Optimization Tips

Group your Results into Buckets/Sets

HDF5 has a hard time managing nodes with more than 20,000 children. Accordingly, file I/O and reading or writing data can become very inefficient if one of your trajectory groups has more than 20,000 children. For instance, this may happen to you if you explore many runs.

Suppose in every run you add the following result:

>>> traj.f_add_result('some_group.$.z', 42, comment='Universal answer.')

If this line is executed in each of your, let’s say 100,000 runs, the node some_group will have at least 100k children. Hence, storage and loading becomes extremely slow.

The simplest way around this problem is to group your results into buckets using the '$set' wildcard, see also More on Wildcards. Accordingly, your result addition becomes:

>>> traj.f_add_result('some_group.$set.$.z', 42, comment='Universal answer.')

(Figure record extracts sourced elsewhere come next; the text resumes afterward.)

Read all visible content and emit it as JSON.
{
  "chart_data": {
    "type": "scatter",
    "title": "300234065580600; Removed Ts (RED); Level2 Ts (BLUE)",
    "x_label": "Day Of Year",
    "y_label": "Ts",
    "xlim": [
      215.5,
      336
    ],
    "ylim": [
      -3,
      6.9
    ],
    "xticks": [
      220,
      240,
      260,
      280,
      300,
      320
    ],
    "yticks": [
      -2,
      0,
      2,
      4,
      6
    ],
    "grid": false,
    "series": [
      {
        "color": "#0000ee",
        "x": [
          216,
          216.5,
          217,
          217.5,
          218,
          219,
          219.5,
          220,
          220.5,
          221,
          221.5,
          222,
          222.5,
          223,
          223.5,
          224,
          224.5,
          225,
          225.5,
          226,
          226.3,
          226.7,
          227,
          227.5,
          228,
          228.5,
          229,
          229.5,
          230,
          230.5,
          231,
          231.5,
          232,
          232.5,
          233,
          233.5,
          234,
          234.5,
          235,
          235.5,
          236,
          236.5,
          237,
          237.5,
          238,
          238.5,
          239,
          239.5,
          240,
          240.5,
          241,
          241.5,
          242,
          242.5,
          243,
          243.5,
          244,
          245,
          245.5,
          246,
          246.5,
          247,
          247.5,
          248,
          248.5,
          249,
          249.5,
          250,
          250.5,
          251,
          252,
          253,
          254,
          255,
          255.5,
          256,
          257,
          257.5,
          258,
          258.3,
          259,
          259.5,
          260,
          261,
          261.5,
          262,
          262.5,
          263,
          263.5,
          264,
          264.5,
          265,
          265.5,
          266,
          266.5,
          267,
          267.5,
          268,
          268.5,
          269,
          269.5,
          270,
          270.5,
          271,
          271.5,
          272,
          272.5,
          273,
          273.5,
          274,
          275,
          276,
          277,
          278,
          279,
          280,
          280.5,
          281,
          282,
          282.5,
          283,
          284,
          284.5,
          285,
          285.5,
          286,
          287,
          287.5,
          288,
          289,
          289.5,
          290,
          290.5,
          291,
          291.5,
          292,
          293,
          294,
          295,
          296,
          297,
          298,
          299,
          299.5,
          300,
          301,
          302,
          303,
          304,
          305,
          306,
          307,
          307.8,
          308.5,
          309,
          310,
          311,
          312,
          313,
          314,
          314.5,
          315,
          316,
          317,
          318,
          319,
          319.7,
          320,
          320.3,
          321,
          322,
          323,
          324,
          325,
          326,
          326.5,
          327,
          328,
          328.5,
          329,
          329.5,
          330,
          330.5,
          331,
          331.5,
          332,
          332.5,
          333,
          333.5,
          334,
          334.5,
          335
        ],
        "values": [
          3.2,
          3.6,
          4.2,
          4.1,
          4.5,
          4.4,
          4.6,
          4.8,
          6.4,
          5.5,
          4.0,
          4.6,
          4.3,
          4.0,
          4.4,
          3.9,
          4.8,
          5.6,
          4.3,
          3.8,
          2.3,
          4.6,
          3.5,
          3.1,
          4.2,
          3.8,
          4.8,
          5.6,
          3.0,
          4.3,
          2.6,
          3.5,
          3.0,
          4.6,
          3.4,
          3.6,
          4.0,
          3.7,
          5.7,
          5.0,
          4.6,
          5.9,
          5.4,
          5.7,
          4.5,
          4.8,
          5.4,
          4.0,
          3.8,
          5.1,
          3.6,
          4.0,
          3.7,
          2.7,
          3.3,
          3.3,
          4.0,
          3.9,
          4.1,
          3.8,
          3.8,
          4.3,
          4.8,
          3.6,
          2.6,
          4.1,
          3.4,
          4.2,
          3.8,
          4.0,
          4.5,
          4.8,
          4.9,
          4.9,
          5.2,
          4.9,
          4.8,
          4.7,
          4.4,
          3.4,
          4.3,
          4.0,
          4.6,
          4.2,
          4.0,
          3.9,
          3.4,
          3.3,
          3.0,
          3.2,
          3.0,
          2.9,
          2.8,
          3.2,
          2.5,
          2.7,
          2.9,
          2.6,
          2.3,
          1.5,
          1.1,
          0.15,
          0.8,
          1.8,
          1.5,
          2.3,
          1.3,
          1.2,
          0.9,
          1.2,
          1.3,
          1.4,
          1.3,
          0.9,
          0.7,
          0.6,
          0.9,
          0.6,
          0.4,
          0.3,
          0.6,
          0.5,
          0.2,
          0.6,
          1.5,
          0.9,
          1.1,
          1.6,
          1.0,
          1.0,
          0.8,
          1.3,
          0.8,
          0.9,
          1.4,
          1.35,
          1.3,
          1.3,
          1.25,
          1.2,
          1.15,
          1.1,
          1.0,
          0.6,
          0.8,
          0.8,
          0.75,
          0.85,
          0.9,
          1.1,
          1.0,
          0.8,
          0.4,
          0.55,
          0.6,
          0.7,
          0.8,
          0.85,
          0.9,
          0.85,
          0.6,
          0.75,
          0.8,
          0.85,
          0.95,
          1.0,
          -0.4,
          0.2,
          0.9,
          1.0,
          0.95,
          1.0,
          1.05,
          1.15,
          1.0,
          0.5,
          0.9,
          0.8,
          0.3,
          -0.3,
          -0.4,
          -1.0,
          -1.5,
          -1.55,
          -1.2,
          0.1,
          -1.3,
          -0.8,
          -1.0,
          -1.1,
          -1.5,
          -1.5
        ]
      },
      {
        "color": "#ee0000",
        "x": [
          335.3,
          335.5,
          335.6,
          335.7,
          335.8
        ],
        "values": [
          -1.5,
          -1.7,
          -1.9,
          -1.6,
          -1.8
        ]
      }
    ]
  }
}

Hence, even running 100k runs, some_group has only 100 children, each having only 1000 children themselves.

Huge Explorations

Yet, this approach will still fall short in case you have parameter exploration of more than 1,000,000 runs, because loading meta-data of your trajectory may already take more than a minute. And this can be annoying. In case of such huge explorations, I would advise you to tailor your parameter space and split it among several individual trajectories.

Collect Small Results

In case you compute only small results during your runs, like a single value, but you do this quite often (100k+), it might be more convenient to return the result instead of storing it into the trajectory directly. As a consequence, you can collect these single values later on during the post-processing phase and store all of them together into a single result. This has also been done for the estimated firing rate in the Tutorial.

Many and Fast Single Runs

In case you perform many single runs and milliseconds matter, use a pool (use_pool=True) in combination with a queue (wrap_mode='QUEUE', see Multiprocessing) or the even faster - but potentially unreliable - method of using a shared pipe (wrape_mode='PIPE'). Moreover, to avoid re-pickling of unnecessary data of your trajectory, store and remove all data that is not needed during single runs.

For instance, if you don’t really need config data during the runs, use the following before calling the environment’s run() function:

traj.f_store()
traj.config.f_remove(recursive=True)

This may save a couple of milliseconds each run because the config data no longer needs to be pickled and send over the queue for storage.

Moreover, you can further avoid unnecessary pickling for the pool and SCOOP by setting freeze_input=True. Accordingly, the trajectory, your target function, and all additional arguments are passed to each pool or SCOOP process at initialisation and not for each run individually. However, in order to use this feature, you must make sure that neither your target function nor the additional arguments are mutated over the course of your runs. In case you use SCOOP, try do avoid running many batches of experiments in one go with freeze_input=True because memory consumption of all the SCOOP workers may increase with every batch, see also Multiprocessing with a Cluster or a Multi-Server Framework.